誰でもわかることだと思いますが、光の屈折によるのであれば、ダイヤにたくさんの面をつくったほうが、屈折する回数が多くなり輝きは幻想的な美しさへと昇華されるはずです。

現在において最高の輝きとされるカット技法はブリリアントカットと呼ばれるもので、ダイヤ表面につくられたカットの角度によって、光がすべてダイヤの内側に集められるように計算されています。

実に58もの面で構成されたもので、女性であれば一度は指にハメてみたい婚約指輪と憧れる最高峰の技法です。

ではダイヤの輝きはブリリアントカットを施した高価なものでなければ、美しい、満足のいく輝きは得られないのでしょうか。

10万円、20万円、50万円といった程度では、ダメなのでしょうか。

結論から言えば決してそのようなことはありません。

ブリリアントカットというのは、数ある技法の中の1つであり、ダイアモンドのカット技法というのは、他にも多くの技法があります。
ダイヤモンドのカットのついて:http://www.4cs.gia.edu/JA-JP/diamond-cut.htm

同じブリリアントカットでも、婚約指輪や結婚指輪として圧倒的な人気を有しているハート形のものには、「ハート・シェープ・ブリリアントカット」という技法が用いられています。

楕円形の婚約指輪には「オーバル・ブリリアントカット」が用いられています。

婚約指輪・結婚指輪として多くの女性から支持を集めているのは、このハート形と楕円形の2種類です。

ダイアモンドを四角くカットしたものは「スクエア・エメラルドカット」などと呼ばれていますが、敢えて順位をつけるとしたらこのスクエアが第3位といった感じでしょうか。

ダイヤは、「カットグレード」という呼称で等級が決まり評価されています。

基準としては最高級のエクセレセント(Excellent)にはじまり、ベリーグッド(Very Good)、グッド(Good)、フェア(Fair)、そしてプアー(Poor)の5段階です。

鑑定書などにはこの等級が明記されています。

またカットの総合評価をする「プロポーション」も判断するうえでは重要なポイントになります。

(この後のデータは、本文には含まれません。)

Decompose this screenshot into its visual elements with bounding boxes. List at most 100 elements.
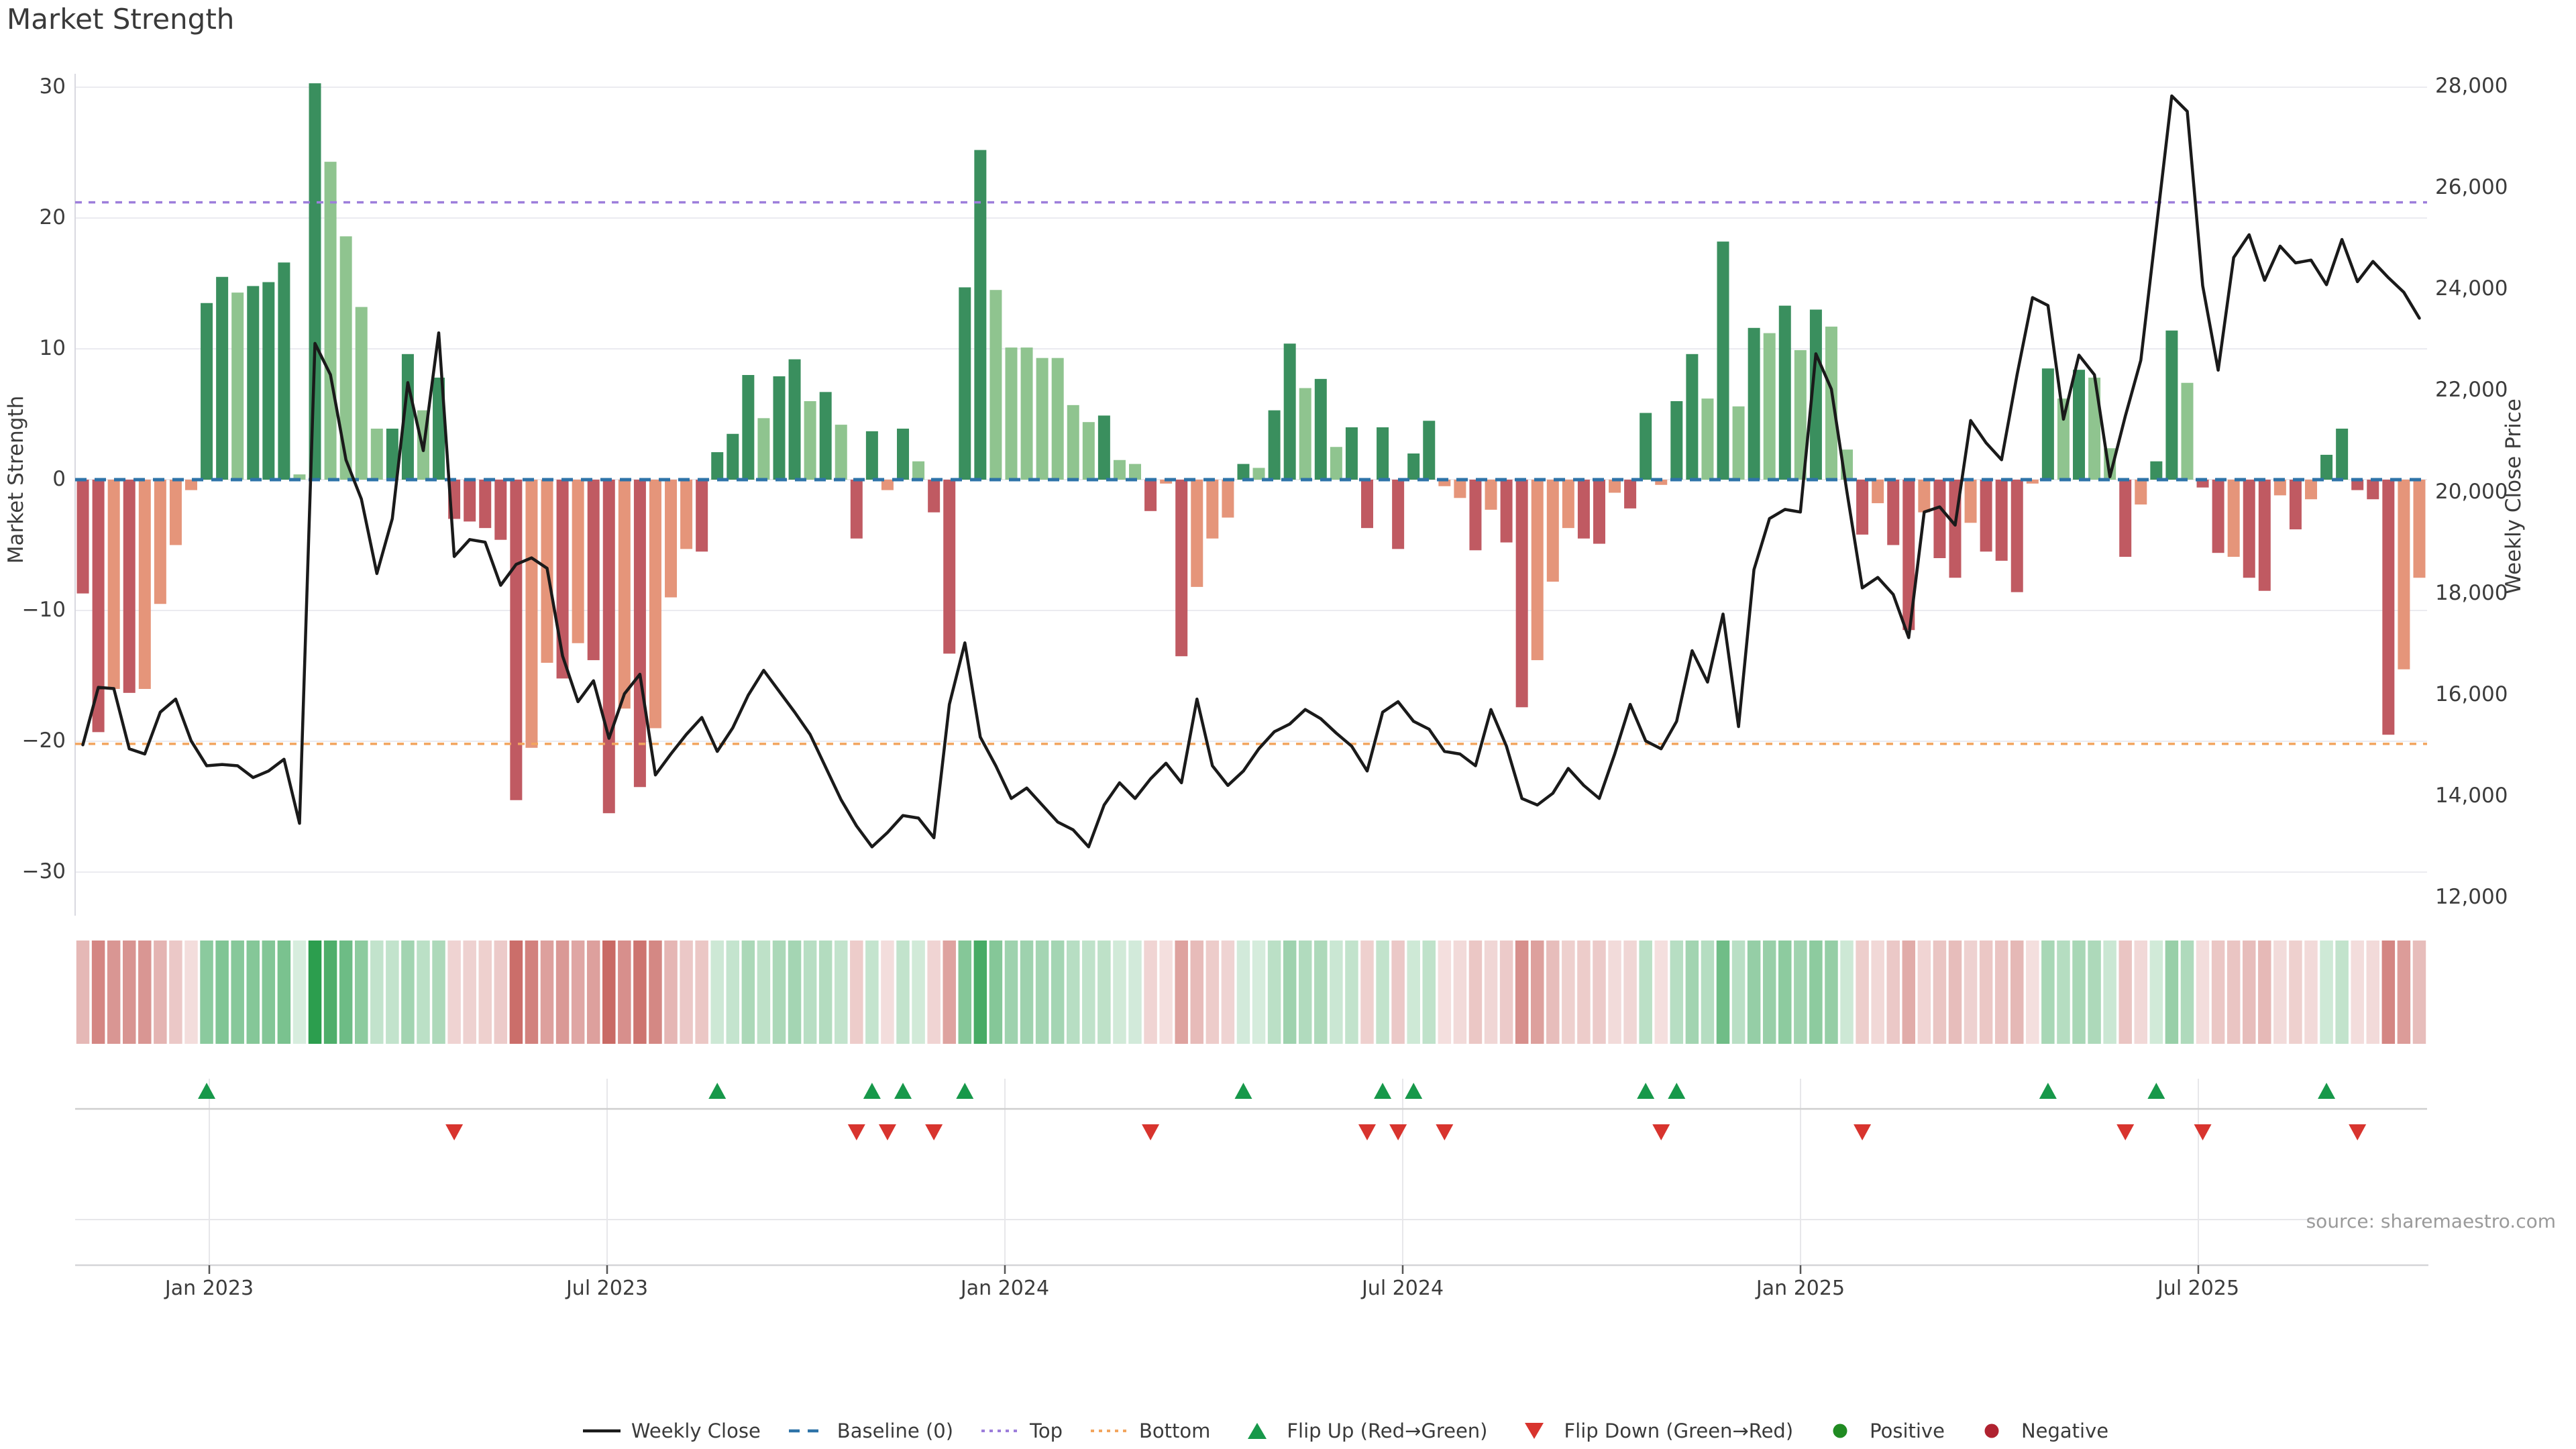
heat-cell [123,941,136,1044]
heat-cell [1933,941,1947,1044]
marker-band [75,1079,2428,1274]
heat-cell [1515,941,1529,1044]
heat-cell [355,941,368,1044]
strength-bar [2135,480,2147,504]
strength-bar [309,83,321,480]
strength-bar [2042,368,2054,480]
strength-bar [603,480,615,813]
strength-bar [1222,480,1234,518]
heat-strip [76,941,2426,1044]
heat-cell [1686,941,1699,1044]
strength-bar [1547,480,1559,582]
heat-cell [2320,941,2333,1044]
heat-cell [896,941,910,1044]
strength-bar [325,162,337,480]
heat-cell [262,941,276,1044]
heat-cell [2118,941,2132,1044]
strength-bar [588,480,600,660]
strength-bar [1717,241,1729,480]
strength-bar [1175,480,1187,656]
strength-bar [108,480,120,689]
strength-bar [1021,347,1033,480]
heat-cell [1128,941,1142,1044]
strength-bar [1361,480,1373,528]
heat-cell [649,941,662,1044]
heat-cell [2041,941,2055,1044]
strength-bar [1965,480,1977,523]
heat-cell [324,941,337,1044]
heat-cell [401,941,415,1044]
heat-cell [2103,941,2116,1044]
x-tick-label: Jul 2023 [533,1279,681,1299]
legend-item: Baseline (0) [788,1419,953,1442]
heat-cell [2382,941,2396,1044]
heat-cell [1051,941,1065,1044]
heat-cell [1423,941,1436,1044]
strength-bar [1206,480,1218,539]
heat-cell [1407,941,1420,1044]
strength-bar [2073,370,2085,480]
heat-cell [386,941,399,1044]
heat-cell [1144,941,1157,1044]
heat-cell [2165,941,2179,1044]
strength-bar [1454,480,1466,498]
left-tick-label: −10 [0,600,66,621]
strength-bar [619,480,631,708]
strength-bar [1423,421,1435,480]
heat-cell [1175,941,1188,1044]
heat-cell [1222,941,1235,1044]
flip-down-marker [848,1124,865,1140]
heat-cell [2367,941,2380,1044]
heat-cell [757,941,771,1044]
strength-bar [1315,379,1327,480]
heat-cell [2057,941,2070,1044]
strength-bar [1083,422,1095,480]
strength-bar [1485,480,1497,510]
strength-bar [479,480,491,528]
strength-bar [1670,401,1682,480]
legend-label: Bottom [1139,1419,1210,1442]
right-tick-label: 16,000 [2435,684,2508,705]
heat-cell [2150,941,2163,1044]
heat-cell [1546,941,1560,1044]
strength-bar [2212,480,2224,553]
flip-up-marker [1374,1083,1391,1099]
heat-cell [278,941,291,1044]
heat-cell [2072,941,2086,1044]
strength-bar [2413,480,2425,578]
legend-label: Weekly Close [631,1419,761,1442]
flip-down-marker [2116,1124,2134,1140]
strength-bar [1562,480,1574,528]
strength-bar [804,401,816,480]
heat-cell [727,941,740,1044]
strength-bar [1640,413,1652,480]
strength-bar [680,480,692,549]
heat-cell [1608,941,1621,1044]
strength-bar [2305,480,2317,499]
heat-cell [1856,941,1869,1044]
x-tick-label: Jul 2024 [1329,1279,1477,1299]
heat-cell [1082,941,1095,1044]
heat-cell [2010,941,2024,1044]
heat-cell [1252,941,1266,1044]
heat-cell [1949,941,1962,1044]
heat-cell [2273,941,2287,1044]
heat-cell [1237,941,1250,1044]
heat-cell [1748,941,1761,1044]
heat-cell [1623,941,1637,1044]
heat-cell [107,941,121,1044]
strength-bar [216,277,228,480]
right-tick-label: 26,000 [2435,177,2508,198]
strength-bar [1701,398,1713,480]
strength-bar [1593,480,1605,544]
legend-item: Bottom [1089,1419,1210,1442]
bottom-line-swatch [1089,1419,1130,1442]
flip-down-marker [1854,1124,1871,1140]
strength-bar [1825,327,1837,480]
heat-cell [2088,941,2101,1044]
heat-cell [633,941,647,1044]
left-tick-label: 20 [0,207,66,228]
strength-bar [773,376,785,480]
strength-bar [943,480,955,653]
strength-bar [1377,427,1389,480]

このほかにも表面の研磨状態を評価する「ポリッシュ」などがありますが、一般の人が婚約指輪や結婚指輪を買うために知っておくべき要素としては、5段階の評価とプロポーションで十分です。

ジュエリーとして指にハメる宝石は、どのようなものでも最高の輝きを放って欲しいものですが、予算や価格の高低に関わらず、商品となるものは絶妙なカット技法で“宝石の輝き”が導き出されています。

価格が安いからといって極端に品質が劣るものでもありません。

ブランドやデザインを追い求めるのも楽しい作業ですが、ときにはカットにこだわった目線で透明度や輝きの違いを見比べてみましょう。